Clinton County Income Tax Council
Posted in the Mulberry Forum
#1 Jul 29, 2013
From the Indiana Economic Review; 7-29-13
Who is on our Council?
Add one more layer of complexity to Indiana’s local tax structure.
You didn’t know it until now, but your county has a county income tax council.
That’s because it never met before, and until now in most counties — including the four in northeast Indiana — it didn’t have anything to do.
A new law that took effect July 1 says a county income tax council can pass a wheel tax for a county. Until now, that power belonged to a county council.
A bill making that change failed in the state Legislature when it came to a vote on its own merits this year. But like a zombie, it came back to life and passed — relatively unnoticed — as part of the overall state budget bill.
Why would something like that happen?
Because a wheel tax can be a touchy subject. When they voted on the idea by itself, legislators objected that it would allow a city council to slap a wheel tax on people they don’t even govern.
Which leads to the topic of how a county income tax council works.
The body consists of the county council and all the city and town councils in a given county.
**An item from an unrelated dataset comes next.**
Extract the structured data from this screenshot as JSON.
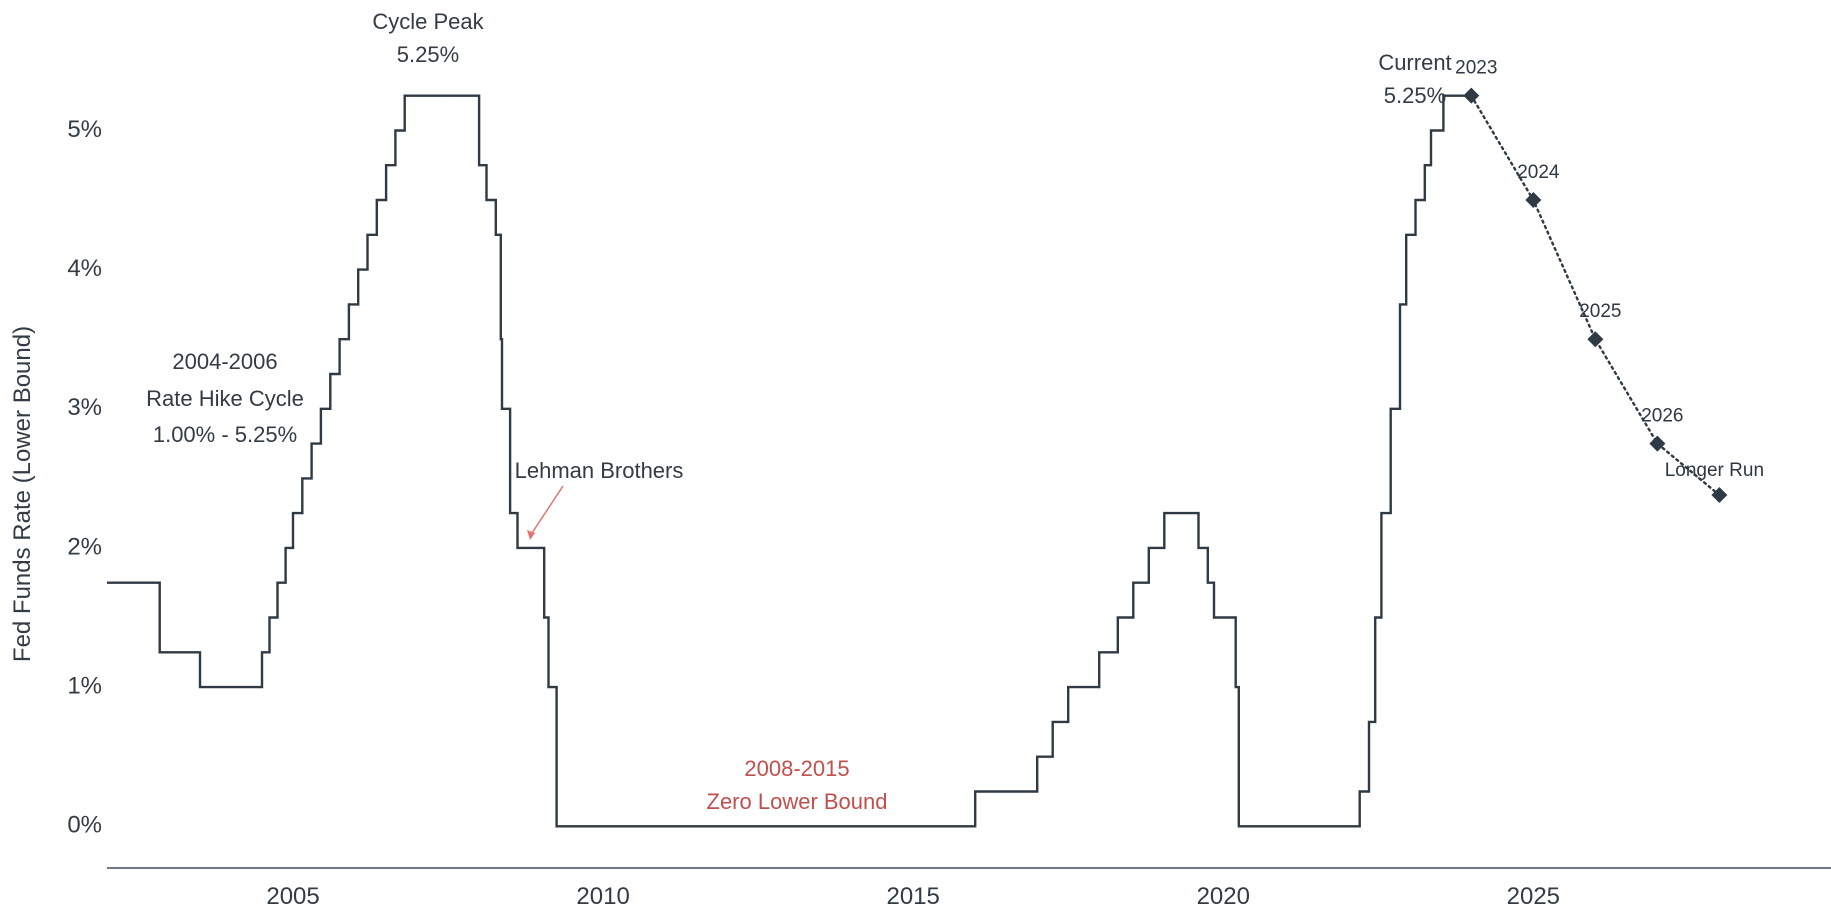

The council has 100 “votes.” Each city or town gets a share of the 100 based on its percentage of the county’s total population. The county council gets its portion based on the people who live outside cities and towns.
The income tax council never gets together in a big room for a meeting. The individual county, city and town councils meet separately to cast their shares of the total vote.
Each unit’s vote is all or nothing. If a town has 10 votes, and its council votes 2-1 in favor of a wheel tax, all 10 votes count as “yes.”
Why was this system devised? Because in some places, city governments have wanted a wheel tax to pay for streets and roads, but county councils have refused to pass the tax.
In some urban areas, the new law puts the city council of the largest city in complete control of a wheel tax. If a city has at least 51 percent of the population, and its city council votes for a wheel tax — game over.
Everyone in that county would pay the wheel tax, even though some of them don’t have any say in who sits on the big city council that controls the outcome.
That can’t happen in any of northeast Indiana’s four counties. The most powerful city council would be Auburn’s, which would control about one-third of DeKalb County’s votes. It still would need help from other cities and towns to overrule the county council.
If a city or town council — or even the county council — wanted a wheel tax, if would start the process by passing a resolution in favor. At that point, every other council in the county would have to consider it for a vote.
A wheel tax technically is a tax on large vehicles between $5 and $40, with the amount based on local choice. It must go hand-in-hand with a “motor vehicle excise surtax” on cars, light trucks and motorcycles, usually between $7.50 and $25 per vehicle.
Money from the vehicle taxes can be spent only on streets and roads.
Wheel taxes tend to be unpopular with voters, but so are potholes. As other sources of road funds keep shrinking, the pressure to pass wheel taxes will keep growing. When it reaches the tipping point, the decision will come from Indiana’s new rules of the road for local politics.